Das Wappen von Hadamar - Wikipedia gemeinfrei

Die Stadt Hadamar liegt in Mittelhessen am Südrand des Westerwaldes. Bekannt ist die Stadt am ehesten durch die in der Nazi Zeit bestehende Heil- und Pflegeanstalt, in der behinderte Menschen getötet wurden.

Juden lassen sich um die Mitte des 17. Jahrhunderts im Ort nachweisen. Im Jahre 1841 wurde die Synagoge eingeweiht. Sie wurde 1938 zerstört, blieb aber aussen erhalten.
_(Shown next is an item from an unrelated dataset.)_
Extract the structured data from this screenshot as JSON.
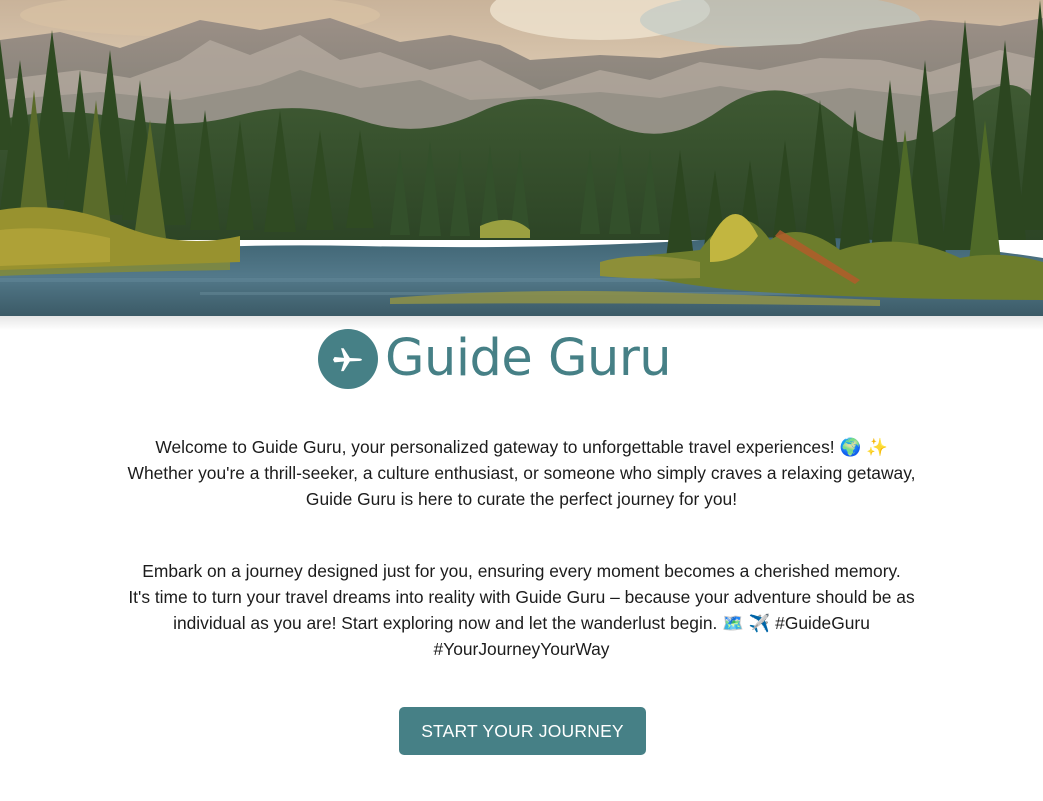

Die jüdischen Bürger wurden verfolgt, verschleppt und zum Teil getötet.

Auch ein besonders übles Stück nationalsozialistischer Politik ist die Heil- und Pflegeanstalt. Im Rahmen der Aktion T4 wurden behinderte Patienten, aber auch mißliebige Bürger, denen wegen abweichender Meinungen eine Geisteskrankheit unterstellt wurde, getötet. Besonders tragisch ist, dass diesen Menschen und ihren Familien bis etwa zum Jahre 2000 weiter Unrecht geschah, weil die Taten nicht verfolgt und die falschen Beurteilungen nicht aufgehoben wurden.